Diferente do que estava acostumada, Lila foi dormir decidida a caminhar bem cedo, na manhã seguinte. Pôs seu relógio pra despertar às 4h50 da manhã para que pudesse aproveitar bem o nascer do dia.
Aquele horário o sol estaria nascendo, já estaria claro, porém não totalmente, de modo que ainda seria possível caminhar e ver o sol terminar de nascer.
Teve uma noite de sono nada confortável, com a chuva que caía lá fora ela acordou várias vezes na noite com seu cachorro chorando ao seu lado na cama.
"Calma, Bidu, não vai te acontecer nada..."
Lila sussurrou essa frase umas três vezes no meio da noite para Bidu na esperança de que seu efeito fosse de acalma-lo.

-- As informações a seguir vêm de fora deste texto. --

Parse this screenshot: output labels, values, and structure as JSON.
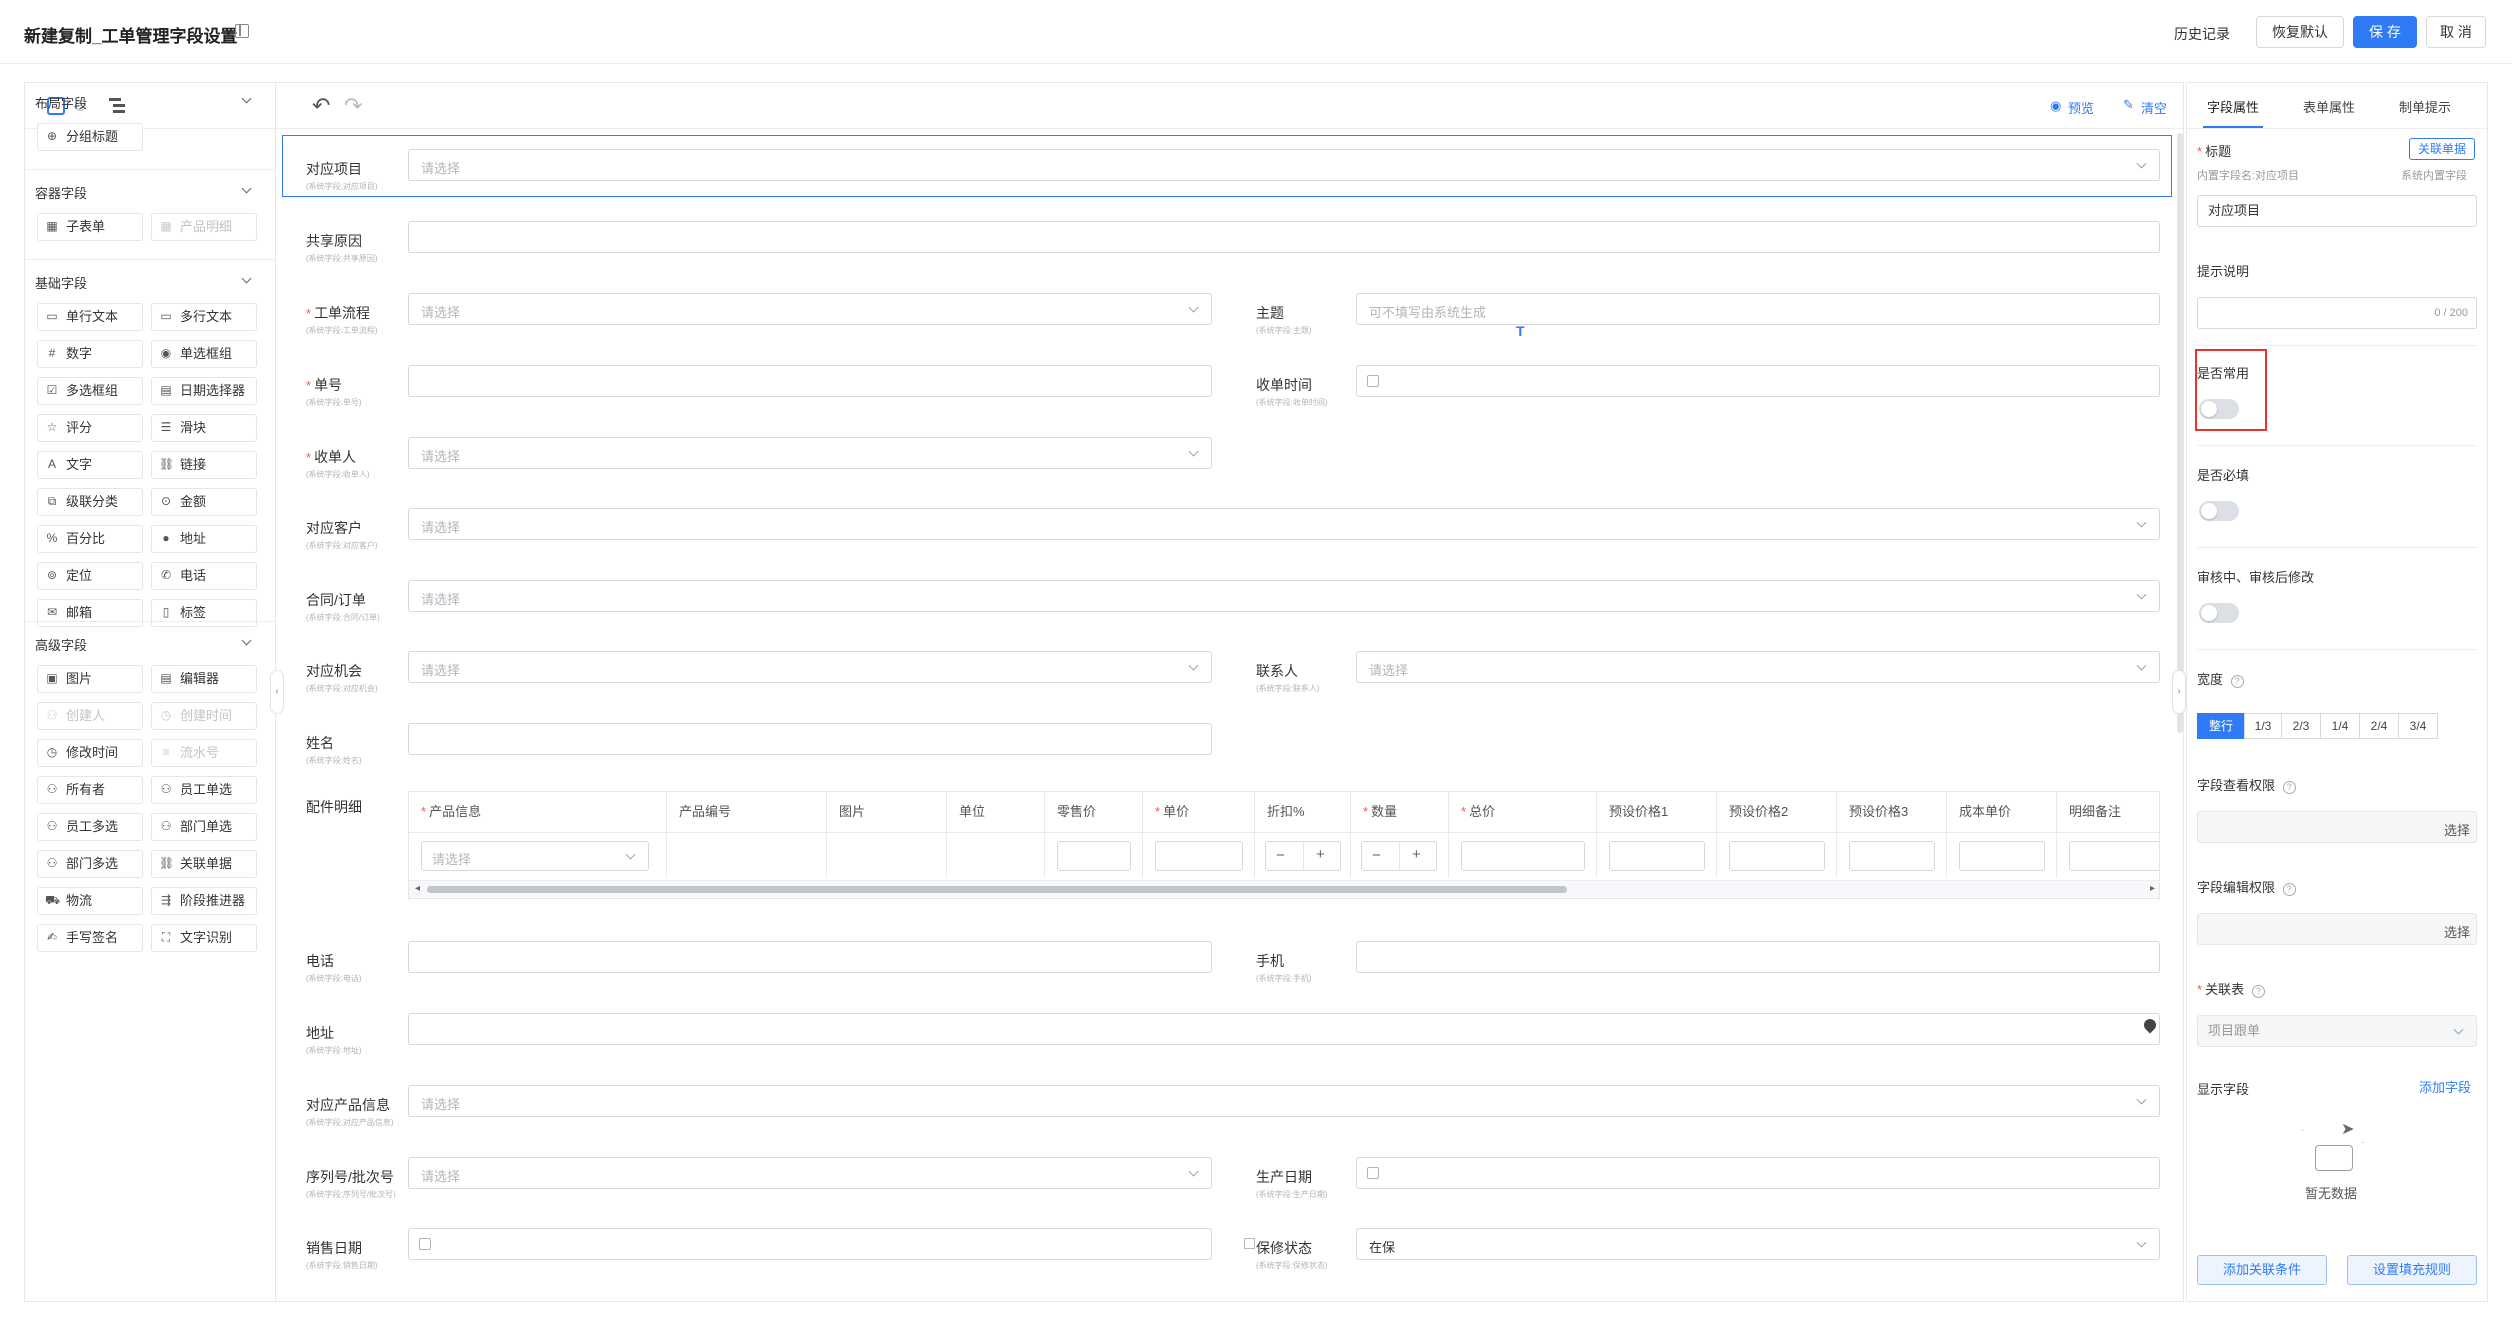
{
  "header": {
    "title": "新建复制_工单管理字段设置",
    "history": "历史记录",
    "restore": "恢复默认",
    "save": "保 存",
    "cancel": "取 消"
  },
  "toolbar": {
    "preview": "预览",
    "clear": "清空"
  },
  "left_panel": {
    "sections": [
      {
        "title": "布局字段",
        "items": [
          {
            "icon": "group-title-icon",
            "label": "分组标题",
            "enabled": true
          }
        ]
      },
      {
        "title": "容器字段",
        "items": [
          {
            "icon": "subtable-icon",
            "label": "子表单",
            "enabled": true
          },
          {
            "icon": "product-detail-icon",
            "label": "产品明细",
            "enabled": false
          }
        ]
      },
      {
        "title": "基础字段",
        "items": [
          {
            "icon": "single-text-icon",
            "label": "单行文本",
            "enabled": true
          },
          {
            "icon": "multi-text-icon",
            "label": "多行文本",
            "enabled": true
          },
          {
            "icon": "number-icon",
            "label": "数字",
            "enabled": true
          },
          {
            "icon": "radio-icon",
            "label": "单选框组",
            "enabled": true
          },
          {
            "icon": "checkbox-icon",
            "label": "多选框组",
            "enabled": true
          },
          {
            "icon": "date-icon",
            "label": "日期选择器",
            "enabled": true
          },
          {
            "icon": "star-icon",
            "label": "评分",
            "enabled": true
          },
          {
            "icon": "slider-icon",
            "label": "滑块",
            "enabled": true
          },
          {
            "icon": "text-icon",
            "label": "文字",
            "enabled": true
          },
          {
            "icon": "link-icon",
            "label": "链接",
            "enabled": true
          },
          {
            "icon": "cascade-icon",
            "label": "级联分类",
            "enabled": true
          },
          {
            "icon": "amount-icon",
            "label": "金额",
            "enabled": true
          },
          {
            "icon": "percent-icon",
            "label": "百分比",
            "enabled": true
          },
          {
            "icon": "location-pin-icon",
            "label": "地址",
            "enabled": true
          },
          {
            "icon": "locate-icon",
            "label": "定位",
            "enabled": true
          },
          {
            "icon": "phone-icon",
            "label": "电话",
            "enabled": true
          },
          {
            "icon": "mail-icon",
            "label": "邮箱",
            "enabled": true
          },
          {
            "icon": "tag-icon",
            "label": "标签",
            "enabled": true
          }
        ]
      },
      {
        "title": "高级字段",
        "items": [
          {
            "icon": "image-icon",
            "label": "图片",
            "enabled": true
          },
          {
            "icon": "editor-icon",
            "label": "编辑器",
            "enabled": true
          },
          {
            "icon": "creator-icon",
            "label": "创建人",
            "enabled": false
          },
          {
            "icon": "create-time-icon",
            "label": "创建时间",
            "enabled": false
          },
          {
            "icon": "modify-time-icon",
            "label": "修改时间",
            "enabled": true
          },
          {
            "icon": "serial-icon",
            "label": "流水号",
            "enabled": false
          },
          {
            "icon": "owner-icon",
            "label": "所有者",
            "enabled": true
          },
          {
            "icon": "user-single-icon",
            "label": "员工单选",
            "enabled": true
          },
          {
            "icon": "users-multi-icon",
            "label": "员工多选",
            "enabled": true
          },
          {
            "icon": "dept-single-icon",
            "label": "部门单选",
            "enabled": true
          },
          {
            "icon": "dept-multi-icon",
            "label": "部门多选",
            "enabled": true
          },
          {
            "icon": "relation-icon",
            "label": "关联单据",
            "enabled": true
          },
          {
            "icon": "logistics-icon",
            "label": "物流",
            "enabled": true
          },
          {
            "icon": "stage-icon",
            "label": "阶段推进器",
            "enabled": true
          },
          {
            "icon": "signature-icon",
            "label": "手写签名",
            "enabled": true
          },
          {
            "icon": "ocr-icon",
            "label": "文字识别",
            "enabled": true
          }
        ]
      }
    ]
  },
  "form": {
    "fields": [
      {
        "key": "project",
        "label": "对应项目",
        "sub": "(系统字段:对应项目)",
        "placeholder": "请选择",
        "required": false
      },
      {
        "key": "share_reason",
        "label": "共享原因",
        "sub": "(系统字段:共享原因)",
        "placeholder": "",
        "required": false
      },
      {
        "key": "workflow",
        "label": "工单流程",
        "sub": "(系统字段:工单流程)",
        "placeholder": "请选择",
        "required": true
      },
      {
        "key": "subject",
        "label": "主题",
        "sub": "(系统字段:主题)",
        "placeholder": "可不填写由系统生成",
        "required": false
      },
      {
        "key": "number",
        "label": "单号",
        "sub": "(系统字段:单号)",
        "placeholder": "",
        "required": true
      },
      {
        "key": "receive_time",
        "label": "收单时间",
        "sub": "(系统字段:收单时间)",
        "placeholder": "",
        "required": false
      },
      {
        "key": "receiver",
        "label": "收单人",
        "sub": "(系统字段:收单人)",
        "placeholder": "请选择",
        "required": true
      },
      {
        "key": "customer",
        "label": "对应客户",
        "sub": "(系统字段:对应客户)",
        "placeholder": "请选择",
        "required": false
      },
      {
        "key": "contract",
        "label": "合同/订单",
        "sub": "(系统字段:合同/订单)",
        "placeholder": "请选择",
        "required": false
      },
      {
        "key": "opportunity",
        "label": "对应机会",
        "sub": "(系统字段:对应机会)",
        "placeholder": "请选择",
        "required": false
      },
      {
        "key": "contact",
        "label": "联系人",
        "sub": "(系统字段:联系人)",
        "placeholder": "请选择",
        "required": false
      },
      {
        "key": "name",
        "label": "姓名",
        "sub": "(系统字段:姓名)",
        "placeholder": "",
        "required": false
      },
      {
        "key": "parts",
        "label": "配件明细",
        "sub": "",
        "placeholder": "",
        "required": false
      },
      {
        "key": "phone",
        "label": "电话",
        "sub": "(系统字段:电话)",
        "placeholder": "",
        "required": false
      },
      {
        "key": "mobile",
        "label": "手机",
        "sub": "(系统字段:手机)",
        "placeholder": "",
        "required": false
      },
      {
        "key": "address",
        "label": "地址",
        "sub": "(系统字段:地址)",
        "placeholder": "",
        "required": false
      },
      {
        "key": "product_info",
        "label": "对应产品信息",
        "sub": "(系统字段:对应产品信息)",
        "placeholder": "请选择",
        "required": false
      },
      {
        "key": "serial",
        "label": "序列号/批次号",
        "sub": "(系统字段:序列号/批次号)",
        "placeholder": "请选择",
        "required": false
      },
      {
        "key": "prod_date",
        "label": "生产日期",
        "sub": "(系统字段:生产日期)",
        "placeholder": "",
        "required": false
      },
      {
        "key": "sale_date",
        "label": "销售日期",
        "sub": "(系统字段:销售日期)",
        "placeholder": "",
        "required": false
      },
      {
        "key": "warranty",
        "label": "保修状态",
        "sub": "(系统字段:保修状态)",
        "placeholder": "在保",
        "required": false
      }
    ],
    "parts_table": {
      "columns": [
        {
          "label": "产品信息",
          "required": true
        },
        {
          "label": "产品编号",
          "required": false
        },
        {
          "label": "图片",
          "required": false
        },
        {
          "label": "单位",
          "required": false
        },
        {
          "label": "零售价",
          "required": false
        },
        {
          "label": "单价",
          "required": true
        },
        {
          "label": "折扣%",
          "required": false
        },
        {
          "label": "数量",
          "required": true
        },
        {
          "label": "总价",
          "required": true
        },
        {
          "label": "预设价格1",
          "required": false
        },
        {
          "label": "预设价格2",
          "required": false
        },
        {
          "label": "预设价格3",
          "required": false
        },
        {
          "label": "成本单价",
          "required": false
        },
        {
          "label": "明细备注",
          "required": false
        }
      ],
      "row_placeholder": "请选择",
      "minus": "−",
      "plus": "+"
    }
  },
  "right_panel": {
    "tabs": [
      "字段属性",
      "表单属性",
      "制单提示"
    ],
    "active_tab": 0,
    "title_label": "标题",
    "link_doc_button": "关联单据",
    "inner_field_name": "内置字段名:对应项目",
    "system_inner": "系统内置字段",
    "title_value": "对应项目",
    "hint_label": "提示说明",
    "hint_counter": "0 / 200",
    "common_label": "是否常用",
    "required_label": "是否必填",
    "review_label": "审核中、审核后修改",
    "width_label": "宽度",
    "width_options": [
      "整行",
      "1/3",
      "2/3",
      "1/4",
      "2/4",
      "3/4"
    ],
    "width_selected": 0,
    "view_perm_label": "字段查看权限",
    "edit_perm_label": "字段编辑权限",
    "select_btn": "选择",
    "relation_table_label": "关联表",
    "relation_table_value": "项目跟单",
    "display_fields_label": "显示字段",
    "add_field": "添加字段",
    "empty_text": "暂无数据",
    "add_condition": "添加关联条件",
    "fill_rule": "设置填充规则",
    "highlight_color": "#e8322f"
  },
  "colors": {
    "primary": "#2f7bf5",
    "required": "#f5574c",
    "border": "#d6d9de"
  }
}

Parece que não ajudou muito.Lila acordou com dores nas costas, já havia um tempo que vinha dizendo a si mesma que deveria comprar um colchão novo, pois aquele a estava destruindo, mas sempre esquecia. Então, naquela manhã, ela resolveu anotar em um post it colorido e colar na porta do micro ondas, seu amigo inseparável.
A manhã estava bem gelada, por conta da chuva e vento frio da noite anterior, mas, como já estava decidida, caminharia sim naquela manhã. Nem que precisasse se vestir com 3 casacos, dois cachecóis, duas calças e 4 meias...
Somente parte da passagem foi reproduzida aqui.